Par Lusine Abgarian et Olivier Merlet
Ce bouleversement s’est rapidement mué en indignation, lorsqu’il a été avéré qu’aucun des véhicules du cortège ne s’était arrêté après l’accident pour porter secours à cette femme, appeler l’ambulance ou l'amener à l'hôpital.
Le conducteur de la voiture incriminée, officier du bataillon de la police de la circulation, a continué sa route, achevé sa mission, il est pourtant revenu à 20h05 sur les lieux du drame, au carrefour des rues Léo et Paronyan, pour participer à l’enquête. Il a été arrêté. Depuis hier, les gens mettent des bougies et des jouets sur le lieu de la tragédie...

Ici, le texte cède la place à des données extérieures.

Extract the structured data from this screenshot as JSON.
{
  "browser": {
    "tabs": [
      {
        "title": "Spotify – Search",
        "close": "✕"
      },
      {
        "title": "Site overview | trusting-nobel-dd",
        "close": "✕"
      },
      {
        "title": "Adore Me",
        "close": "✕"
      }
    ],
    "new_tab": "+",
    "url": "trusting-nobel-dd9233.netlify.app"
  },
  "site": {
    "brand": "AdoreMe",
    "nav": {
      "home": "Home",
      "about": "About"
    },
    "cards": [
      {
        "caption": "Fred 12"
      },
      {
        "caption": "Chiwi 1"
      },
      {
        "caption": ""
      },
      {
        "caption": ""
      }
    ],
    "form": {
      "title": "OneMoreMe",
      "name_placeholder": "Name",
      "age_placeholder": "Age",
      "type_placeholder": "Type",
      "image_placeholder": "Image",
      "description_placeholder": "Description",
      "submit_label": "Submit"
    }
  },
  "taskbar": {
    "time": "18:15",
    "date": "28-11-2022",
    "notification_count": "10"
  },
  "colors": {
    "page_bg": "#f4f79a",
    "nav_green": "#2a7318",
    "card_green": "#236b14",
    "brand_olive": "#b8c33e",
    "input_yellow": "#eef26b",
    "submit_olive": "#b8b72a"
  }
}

Le gouvernement n'a pas voulu révéler l’identité de la victime, morte de ses blessures avant même son arrivée à l’hôpital. Les réseaux sociaux s'en sont chargé. Sona Mnatsakanyan, 28 ans, née dans le village de Berkanouche dans la province d'Ararat était enceinte de son premier enfant, elle vivait à Erevan. Comble du cynisme, la jeune femme renversée par un véhicule de la république d'Arménie était aussi membre fondatrice de "Support our heroes", organisation apolitique, non-gouvernementale et caritative créée au lendemain de la guerre, dédiée au soutien de la cause du Karabakh arménien et de ses populations déplacées, a ses soldats vétérans, ses femmes et ses enfants.
Lorsque le sort tragique d'un destin individuel télescope de plein fouet l'actualité politique et la vie publique d'une société au bord de la crise, rongée d'incertitude quant à son avenir, nul ne peut prédire de ce qui peut advenir.

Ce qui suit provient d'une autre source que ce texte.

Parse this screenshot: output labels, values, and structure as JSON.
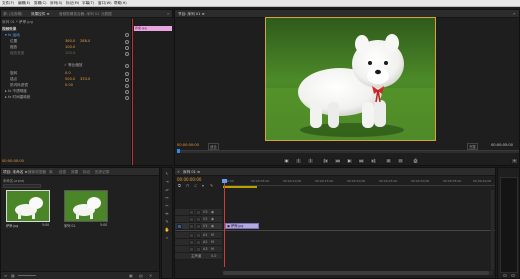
{
  "menu": [
    "文件(F)",
    "编辑(E)",
    "剪辑(C)",
    "序列(S)",
    "标记(M)",
    "字幕(T)",
    "窗口(W)",
    "帮助(H)"
  ],
  "effect_controls": {
    "tabs": [
      "源: (无剪辑)",
      "效果控件 ≡",
      "音频剪辑混合器: 序列 01",
      "元数据"
    ],
    "clip_label": "序列 01 * 萨摩.jpg",
    "mini_clip_label": "萨摩.jpg",
    "section_title": "视频效果",
    "rows": [
      {
        "name": "▾ fx 运动",
        "v1": "",
        "v2": "",
        "style": "blue"
      },
      {
        "name": "位置",
        "v1": "360.0",
        "v2": "288.0",
        "style": "plain"
      },
      {
        "name": "缩放",
        "v1": "100.0",
        "v2": "",
        "style": "plain"
      },
      {
        "name": "缩放宽度",
        "v1": "100.0",
        "v2": "",
        "style": "plain"
      },
      {
        "name": "",
        "v1": "✓ 等比缩放",
        "v2": "",
        "style": "plain"
      },
      {
        "name": "旋转",
        "v1": "0.0",
        "v2": "",
        "style": "plain"
      },
      {
        "name": "锚点",
        "v1": "500.0",
        "v2": "333.0",
        "style": "plain"
      },
      {
        "name": "防闪烁滤镜",
        "v1": "0.00",
        "v2": "",
        "style": "plain"
      },
      {
        "name": "▸ fx 不透明度",
        "v1": "",
        "v2": "",
        "style": "plain"
      },
      {
        "name": "▸ fx 时间重映射",
        "v1": "",
        "v2": "",
        "style": "plain"
      }
    ],
    "timecode": "00:00:00:00"
  },
  "program": {
    "tab": "节目: 序列 01 ≡",
    "timecode_left": "00:00:00:00",
    "fit": "适合",
    "quality": "完整",
    "timecode_right": "00:00:05:00",
    "transport_icons": [
      "◆",
      "{",
      "}",
      "|◂",
      "◂◂",
      "▶",
      "▸▸",
      "▸|",
      "⊞",
      "⊟",
      "⎙",
      "+"
    ]
  },
  "project": {
    "tabs": [
      "项目: 未命名 ≡",
      "媒体浏览器",
      "库",
      "信息",
      "效果",
      "标记",
      "历史记录"
    ],
    "path": "未命名.prproj",
    "items": [
      {
        "name": "萨摩.jpg",
        "duration": "5:00"
      },
      {
        "name": "序列 01",
        "duration": "5:00"
      }
    ]
  },
  "timeline": {
    "tab": "序列 01 ≡",
    "timecode": "00:00:00:00",
    "ruler": [
      "00:00",
      "00:00:05:00",
      "00:00:10:00",
      "00:00:15:00",
      "00:00:20:00",
      "00:00:25:00",
      "00:00:30:00",
      "00:00:35:00",
      "00:00:40:00"
    ],
    "video_tracks": [
      "V3",
      "V2",
      "V1"
    ],
    "audio_tracks": [
      "A1",
      "A2",
      "A3"
    ],
    "master_label": "主声道",
    "master_value": "0.0",
    "clip_label": "萨摩.jpg"
  },
  "colors": {
    "accent_blue": "#2d8cf0",
    "playhead": "#d03a3a",
    "timecode": "#e89a3c",
    "clip": "#b4a7e6"
  }
}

On ne se souvient peut-être plus très bien du prénom de ce jeune tunisien de 26 ans, Mohamed Bouazizi, pauvre vendeur de fruits ambulant dont les autorités avaient confisqué le chariot, son outil de travail. Personne en revanche n'a oublié les Printemps arabes dont il est devenu le symbole en s'immolant par le feu en place publique. L'histoire ici est toutefois différente. Accidentelle.
Depuis bientôt une semaine à Erevan, des actions de protestation plus ou moins spectaculaires, plus ou moins suivies, sont menées par les blocs d'opposition. À leur tête, Artur Vanestyan ancien responsable de la sécurité intérieure et président du groupe "Patrie", affilié "J'ai l'honneur", a fait monter une guérite sur la place de la Liberté, le grand parvis de l'opéra d'Erevan, sous laquelle il assure une permanence quotidienne et reçoit la presse. Serge Sargssyan et Robert Kotcharyan, anciens dirigeants honnis gardent encore profil bas mais l'assurent de leur large soutien. Simultanément, une marche "de la résistance" est partie d'Idjevan la semaine dernière, sentiment de déjà vu, qui devrait rejoindre la capitale le 1er mai.

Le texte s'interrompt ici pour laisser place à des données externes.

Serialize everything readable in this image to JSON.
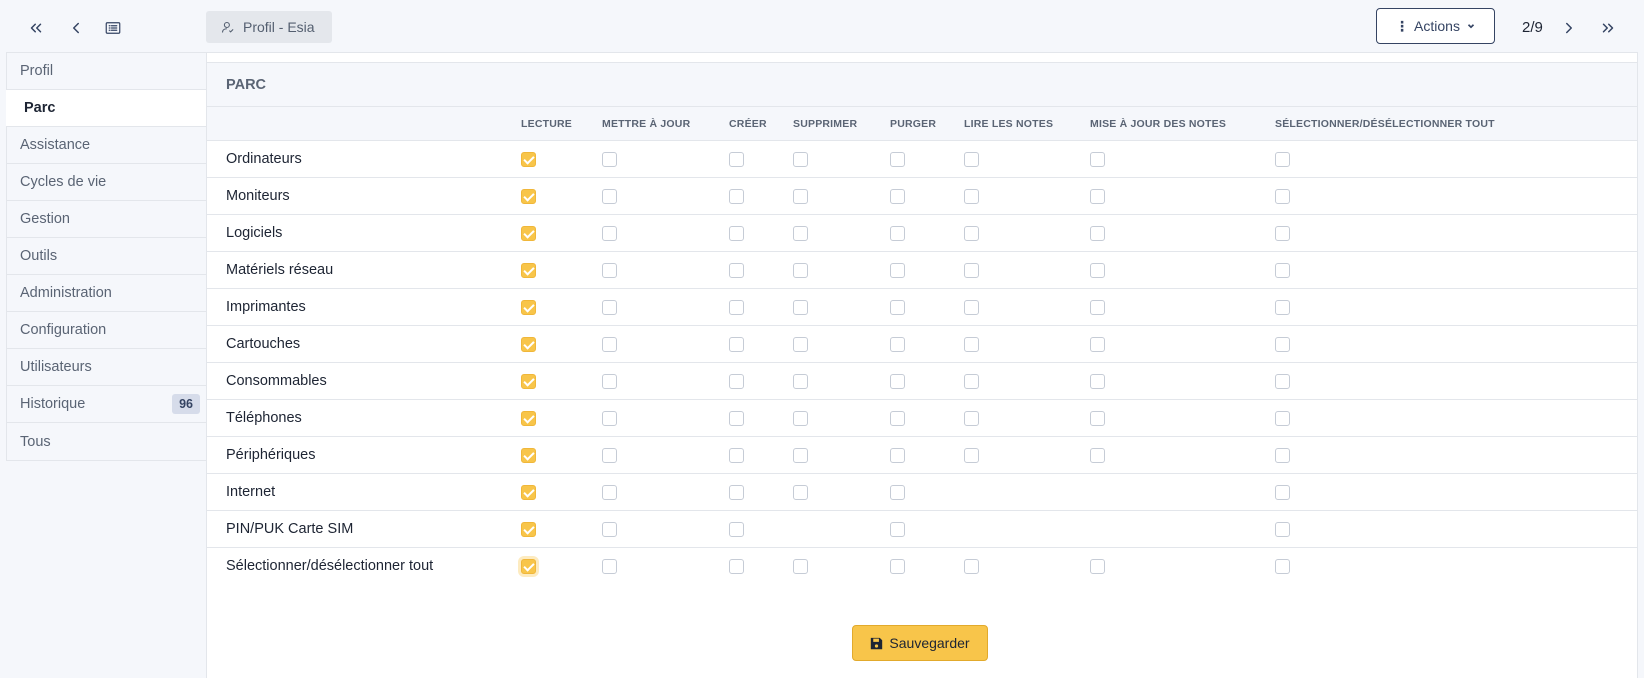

Ces manifestations dont le but clairement affiché est de rallier à sa cause un mouvement populaire de protestation civile, de soulever la rue pour faire tomber le gouvernement au pouvoir, peinent encore à rallier de nombreux supporters. L'accident tragique du 26 avril, insupportable, pourrait bien faire basculer l'opinion.